IEA may cut its oil demand growth estimates if global economy weakens

IEA may cut its oil demand growth estimates if global economy weakens
If the global economy weakens, for which there are already some signs we may lower oil demand estimates, says Fatih Birol IEA chief expectations. (AFP)
Updated 28 September 2019

IEA may cut its oil demand growth estimates if global economy weakens

IEA may cut its oil demand growth estimates if global economy weakens

SEOUL: The International Energy Agency (IEA) may cut its growth estimates for global oil demand for 2019 and 2020, should the global economy weaken further, its chief said on Friday.

In August the Paris-based agency trimmed its global oil demand growth estimates for 2019 and 2020 to 1.1 million and 1.3 million barrels per day (bpd), respectively, as trade woes weighed on global oil consumption, making demand grow at its slowest pace since the financial crisis of 2008.

“It will depend on the global economy.

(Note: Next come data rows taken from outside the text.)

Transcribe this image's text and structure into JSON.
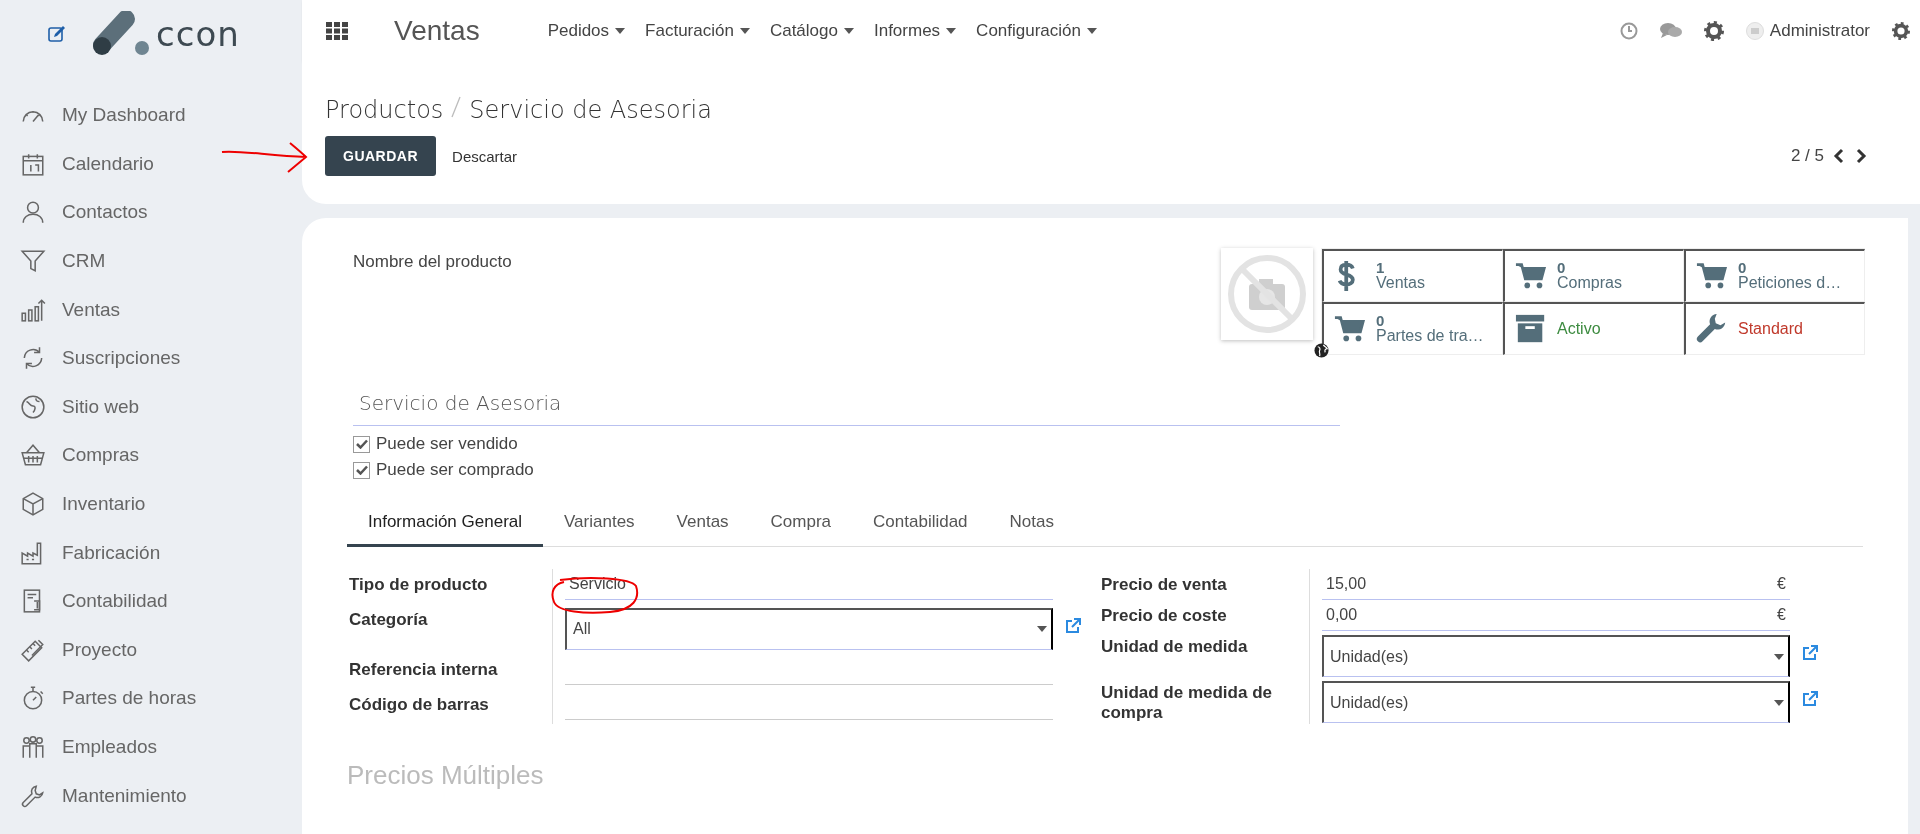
{
  "sidebar": {
    "items": [
      {
        "label": "My Dashboard"
      },
      {
        "label": "Calendario"
      },
      {
        "label": "Contactos"
      },
      {
        "label": "CRM"
      },
      {
        "label": "Ventas"
      },
      {
        "label": "Suscripciones"
      },
      {
        "label": "Sitio web"
      },
      {
        "label": "Compras"
      },
      {
        "label": "Inventario"
      },
      {
        "label": "Fabricación"
      },
      {
        "label": "Contabilidad"
      },
      {
        "label": "Proyecto"
      },
      {
        "label": "Partes de horas"
      },
      {
        "label": "Empleados"
      },
      {
        "label": "Mantenimiento"
      }
    ]
  },
  "logo": {
    "text": "ccon"
  },
  "topbar": {
    "app_title": "Ventas",
    "menus": [
      "Pedidos",
      "Facturación",
      "Catálogo",
      "Informes",
      "Configuración"
    ],
    "user": "Administrator"
  },
  "breadcrumb": [
    "Productos",
    "Servicio de Asesoria"
  ],
  "buttons": {
    "save": "GUARDAR",
    "discard": "Descartar"
  },
  "pager": "2 / 5",
  "form": {
    "name_label": "Nombre del producto",
    "name": "Servicio de Asesoria",
    "stat_buttons": [
      {
        "kind": "counter",
        "count": "1",
        "label": "Ventas"
      },
      {
        "kind": "counter",
        "count": "0",
        "label": "Compras"
      },
      {
        "kind": "counter",
        "count": "0",
        "label": "Peticiones d…"
      },
      {
        "kind": "counter",
        "count": "0",
        "label": "Partes de tra…"
      },
      {
        "kind": "toggle",
        "label": "Activo",
        "color": "#3d8b40"
      },
      {
        "kind": "toggle",
        "label": "Standard",
        "color": "#c0392b"
      }
    ],
    "checkboxes": [
      {
        "label": "Puede ser vendido",
        "checked": true
      },
      {
        "label": "Puede ser comprado",
        "checked": true
      }
    ],
    "tabs": [
      {
        "label": "Información General",
        "selected": true
      },
      {
        "label": "Variantes",
        "selected": false
      },
      {
        "label": "Ventas",
        "selected": false
      },
      {
        "label": "Compra",
        "selected": false
      },
      {
        "label": "Contabilidad",
        "selected": false
      },
      {
        "label": "Notas",
        "selected": false
      }
    ],
    "fields_left": [
      {
        "kind": "text",
        "label": "Tipo de producto",
        "value": "Servicio"
      },
      {
        "kind": "select",
        "label": "Categoría",
        "value": "All",
        "external_link": true
      },
      {
        "kind": "text",
        "label": "Referencia interna"
      },
      {
        "kind": "text",
        "label": "Código de barras"
      }
    ],
    "fields_right": [
      {
        "kind": "monetary",
        "label": "Precio de venta",
        "value": "15,00",
        "currency": "€"
      },
      {
        "kind": "monetary",
        "label": "Precio de coste",
        "value": "0,00",
        "currency": "€"
      },
      {
        "kind": "select",
        "label": "Unidad de medida",
        "value": "Unidad(es)",
        "external_link": true
      },
      {
        "kind": "select",
        "label": "Unidad de medida de compra",
        "value": "Unidad(es)",
        "external_link": true
      }
    ],
    "section_title": "Precios Múltiples"
  }
}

If the global economy weakens, for which there are already some signs we may lower oil demand expectations,” Fatih Birol told Reuters on the sidelines of the World Knowledge Forum in Seoul.

He said China’s economic growth, which has fallen to the lowest in nearly three decades, could also mean there would be some revisions, as Beijing is “an engine of the demand growth.”

China’s economic growth slowed to 6.2 percent in the second quarter, its weakest pace in at least 27 years, dragged down by weaker demand amid heightened trade tensions with the US.

“But at the same time, we shouldn’t forget low oil prices also (put) upward pressure on the demand,” the IEA chief said.

Global crude benchmark Brent is hovering around $62 a barrel, while U.S. West Texas Intermediate is sitting around $56, weighed down by worries over slowing global economic growth that could dent oil demand.

Asked about how Asian importers could increase their energy security in the midst of the tensions in the Middle East, Birol said diversifying oil and natural gas imports as much as possible is a way to cope with geopolitical risks.

“Especially for natural gas, this is a very lucrative time to diversify. Buyers’ hands are much stronger,” he said. “Definitely it’s a time to make new contracts and good prices ... competition now it’s not among buyers but among sellers.”

A day earlier, the IEA chief said liquefied natural gas (LNG) investments hit a record of $50 billion in 2019, driven by Canada and the US.